Dive Brief:
- USAA is teaming up with Sodexo to offer a curbside meal service to nearly 35,000 employees across the country, the company announced March 31. With the food delivery service, employees can place daily weekday orders for same-day curbside pick-up of prepared meals and grocery food items, such as produce. The pre-made meals are offered at half-price, while the grocery items are sold at cost.
- Melinda Castaneda, a director in USAA's bank contact center, voiced concern for coworkers unable to obtain essential food items during the COVID-19 pandemic and came up with an idea for a food support program, a USAA spokesperson told HR Dive in an email April 1. As a result, USAA and Sodexo are offering a new curbside meal service, in a time of social distancing, to support nearly 35,000 employees across the country.
- The curbside pick-up service is available to USAA employees working remotely, and those who remain at the company's offices.
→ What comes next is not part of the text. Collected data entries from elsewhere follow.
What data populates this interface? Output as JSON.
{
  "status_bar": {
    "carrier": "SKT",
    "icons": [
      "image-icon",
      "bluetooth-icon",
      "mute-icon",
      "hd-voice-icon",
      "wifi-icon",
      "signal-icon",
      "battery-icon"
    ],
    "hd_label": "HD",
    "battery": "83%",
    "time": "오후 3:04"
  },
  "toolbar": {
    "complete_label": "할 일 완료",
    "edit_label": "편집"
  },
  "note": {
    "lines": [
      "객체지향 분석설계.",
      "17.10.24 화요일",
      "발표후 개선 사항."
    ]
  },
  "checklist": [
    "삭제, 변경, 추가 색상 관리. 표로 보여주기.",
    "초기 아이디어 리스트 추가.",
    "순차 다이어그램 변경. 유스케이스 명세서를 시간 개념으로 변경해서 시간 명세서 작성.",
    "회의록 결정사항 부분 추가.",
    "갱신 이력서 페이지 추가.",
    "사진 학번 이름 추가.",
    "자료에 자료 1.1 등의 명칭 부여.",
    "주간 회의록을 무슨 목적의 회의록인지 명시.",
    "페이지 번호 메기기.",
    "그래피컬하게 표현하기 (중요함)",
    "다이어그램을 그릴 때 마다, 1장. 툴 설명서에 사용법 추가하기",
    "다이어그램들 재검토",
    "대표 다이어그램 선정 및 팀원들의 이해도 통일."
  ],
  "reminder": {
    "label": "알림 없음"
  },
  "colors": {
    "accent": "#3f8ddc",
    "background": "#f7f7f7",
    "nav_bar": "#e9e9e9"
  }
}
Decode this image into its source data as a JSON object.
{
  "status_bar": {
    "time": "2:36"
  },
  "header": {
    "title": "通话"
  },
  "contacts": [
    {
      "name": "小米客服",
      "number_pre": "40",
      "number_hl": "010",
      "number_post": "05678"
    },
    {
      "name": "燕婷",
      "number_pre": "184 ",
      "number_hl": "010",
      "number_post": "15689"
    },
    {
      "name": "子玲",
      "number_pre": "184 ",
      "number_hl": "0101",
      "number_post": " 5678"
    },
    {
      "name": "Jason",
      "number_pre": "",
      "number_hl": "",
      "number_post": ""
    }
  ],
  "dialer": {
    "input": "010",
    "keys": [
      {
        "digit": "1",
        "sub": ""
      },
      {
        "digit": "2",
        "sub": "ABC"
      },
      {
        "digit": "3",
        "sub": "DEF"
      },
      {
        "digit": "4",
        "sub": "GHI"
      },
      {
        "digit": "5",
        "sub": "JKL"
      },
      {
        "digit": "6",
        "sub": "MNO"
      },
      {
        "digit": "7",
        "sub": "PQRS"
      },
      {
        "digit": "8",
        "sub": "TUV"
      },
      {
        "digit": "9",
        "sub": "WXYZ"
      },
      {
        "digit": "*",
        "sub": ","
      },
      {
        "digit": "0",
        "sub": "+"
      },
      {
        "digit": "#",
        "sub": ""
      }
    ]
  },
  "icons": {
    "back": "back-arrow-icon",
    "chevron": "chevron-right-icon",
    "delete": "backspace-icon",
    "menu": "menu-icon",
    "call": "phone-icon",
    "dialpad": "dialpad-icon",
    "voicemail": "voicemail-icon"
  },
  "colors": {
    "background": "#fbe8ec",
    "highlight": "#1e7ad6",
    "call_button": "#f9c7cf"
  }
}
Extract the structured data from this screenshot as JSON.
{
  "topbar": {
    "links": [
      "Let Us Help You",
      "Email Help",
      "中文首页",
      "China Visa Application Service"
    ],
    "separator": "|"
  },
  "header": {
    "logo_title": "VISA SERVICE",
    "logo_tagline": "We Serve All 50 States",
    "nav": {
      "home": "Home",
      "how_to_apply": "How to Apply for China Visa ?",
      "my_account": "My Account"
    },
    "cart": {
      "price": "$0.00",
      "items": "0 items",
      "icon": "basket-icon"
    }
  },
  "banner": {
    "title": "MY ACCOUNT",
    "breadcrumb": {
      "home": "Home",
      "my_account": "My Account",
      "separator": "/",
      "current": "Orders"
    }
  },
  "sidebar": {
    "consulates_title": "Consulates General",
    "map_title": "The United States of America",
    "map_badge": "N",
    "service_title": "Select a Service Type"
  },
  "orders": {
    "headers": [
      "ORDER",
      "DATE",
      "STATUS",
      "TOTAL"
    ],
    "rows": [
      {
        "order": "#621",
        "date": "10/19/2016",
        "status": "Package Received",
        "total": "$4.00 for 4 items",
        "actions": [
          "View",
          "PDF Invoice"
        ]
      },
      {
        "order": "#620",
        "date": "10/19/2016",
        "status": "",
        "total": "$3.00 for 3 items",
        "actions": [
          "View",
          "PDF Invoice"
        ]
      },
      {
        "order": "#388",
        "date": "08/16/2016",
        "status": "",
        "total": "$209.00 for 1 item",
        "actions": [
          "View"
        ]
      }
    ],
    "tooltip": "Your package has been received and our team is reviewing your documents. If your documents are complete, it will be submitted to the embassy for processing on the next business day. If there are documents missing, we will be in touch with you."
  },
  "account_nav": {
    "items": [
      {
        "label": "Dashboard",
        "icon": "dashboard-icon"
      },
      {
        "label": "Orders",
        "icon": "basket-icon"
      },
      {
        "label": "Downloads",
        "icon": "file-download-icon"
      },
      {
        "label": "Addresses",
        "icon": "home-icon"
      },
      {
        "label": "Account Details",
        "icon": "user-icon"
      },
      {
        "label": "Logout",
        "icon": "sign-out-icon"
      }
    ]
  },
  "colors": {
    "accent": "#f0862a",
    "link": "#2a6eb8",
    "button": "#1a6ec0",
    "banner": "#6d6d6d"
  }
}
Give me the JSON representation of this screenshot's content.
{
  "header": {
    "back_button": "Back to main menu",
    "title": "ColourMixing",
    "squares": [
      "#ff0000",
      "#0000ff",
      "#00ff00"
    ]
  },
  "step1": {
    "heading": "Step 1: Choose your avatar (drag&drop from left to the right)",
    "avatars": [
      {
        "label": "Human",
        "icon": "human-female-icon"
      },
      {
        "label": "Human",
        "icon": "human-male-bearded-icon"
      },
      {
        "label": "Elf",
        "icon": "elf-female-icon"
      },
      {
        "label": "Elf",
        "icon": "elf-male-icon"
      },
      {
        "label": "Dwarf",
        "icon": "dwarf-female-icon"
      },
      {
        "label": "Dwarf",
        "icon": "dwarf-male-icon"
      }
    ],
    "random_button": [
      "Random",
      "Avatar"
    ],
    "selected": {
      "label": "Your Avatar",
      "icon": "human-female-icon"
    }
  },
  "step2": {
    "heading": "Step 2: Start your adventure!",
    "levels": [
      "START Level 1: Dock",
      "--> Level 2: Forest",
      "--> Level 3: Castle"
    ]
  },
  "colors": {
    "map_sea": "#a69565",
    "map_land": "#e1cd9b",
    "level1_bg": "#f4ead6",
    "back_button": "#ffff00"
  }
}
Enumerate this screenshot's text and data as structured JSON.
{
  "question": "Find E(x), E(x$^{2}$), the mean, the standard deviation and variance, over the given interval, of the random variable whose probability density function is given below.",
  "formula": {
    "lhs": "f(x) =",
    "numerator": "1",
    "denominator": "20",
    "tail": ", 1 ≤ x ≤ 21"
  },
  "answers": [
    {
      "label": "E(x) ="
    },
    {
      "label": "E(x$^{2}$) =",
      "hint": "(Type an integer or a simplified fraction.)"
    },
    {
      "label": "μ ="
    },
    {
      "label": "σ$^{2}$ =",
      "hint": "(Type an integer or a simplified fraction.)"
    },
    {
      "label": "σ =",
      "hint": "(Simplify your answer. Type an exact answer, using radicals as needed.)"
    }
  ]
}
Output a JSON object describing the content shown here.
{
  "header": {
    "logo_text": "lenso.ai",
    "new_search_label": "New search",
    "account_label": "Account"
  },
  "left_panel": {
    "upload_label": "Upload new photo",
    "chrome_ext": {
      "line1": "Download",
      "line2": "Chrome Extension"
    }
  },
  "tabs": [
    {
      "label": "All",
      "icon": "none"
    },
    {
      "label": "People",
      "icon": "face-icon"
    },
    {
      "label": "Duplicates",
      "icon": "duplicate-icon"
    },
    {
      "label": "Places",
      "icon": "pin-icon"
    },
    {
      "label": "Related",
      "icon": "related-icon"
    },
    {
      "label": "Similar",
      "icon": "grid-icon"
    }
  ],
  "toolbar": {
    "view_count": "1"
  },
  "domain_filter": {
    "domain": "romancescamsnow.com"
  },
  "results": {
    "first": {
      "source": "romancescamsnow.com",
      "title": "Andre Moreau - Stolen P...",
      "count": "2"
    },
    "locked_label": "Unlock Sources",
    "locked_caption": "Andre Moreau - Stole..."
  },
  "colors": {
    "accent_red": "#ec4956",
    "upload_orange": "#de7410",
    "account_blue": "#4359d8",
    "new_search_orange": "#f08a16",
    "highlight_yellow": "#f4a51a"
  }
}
However, USAA said nearly 100% of its workforce is working from home. After a pilot program at company headquarters in San Antonio, the service was expanded to regional campuses in Plano, Texas; Tampa, Florida; Phoenix, Arizona; and Colorado Springs, Colorado. USAA is also providing up to three weeks of emergency pay for COVID-19 related illness, childcare issues or situations where employees are unable to work from home, the company said in a statement.
Dive Insight:
Employee engagement and retention increase when employers show employees that they care, according to research — and the COVID-19 pandemic has put employers under the spotlight.
"The Science of Care," a Limeade Institute white paper published in October, defined "care" as providing what's necessary for someone's "health, welfare, maintenance and protection." Limeade said that 60% of workers surveyed who felt cared said they plan to stay three or more years with their companies, in comparison to only 7% of those who said they don't feel cared for.
"Care is about those day-to-day human interactions," Limeade's CPO and Chief Science Officer Laura Hamill said in a statement. "It's about being flexible and understanding when an employee needs to leave work early to pick up a sick child or fostering positive manager-employee interactions over a cup of coffee."
But sometimes employers may think they are doing a good job meeting the needs of employees when they're not. A report by Peppercomm and Echo Research released March 6 included a survey of 101 HR leaders, which determined a perception gap regarding how companies react to employee feedback. About 85% of HR leaders in the U.S. surveyed said their companies are effective at collecting employee feedback, and 75% said they're effective at acting on it. However, only 46% of U.S. employees said their organizations collect employee input well. And even fewer (37%) said their organizations are effective at taking action based on the input.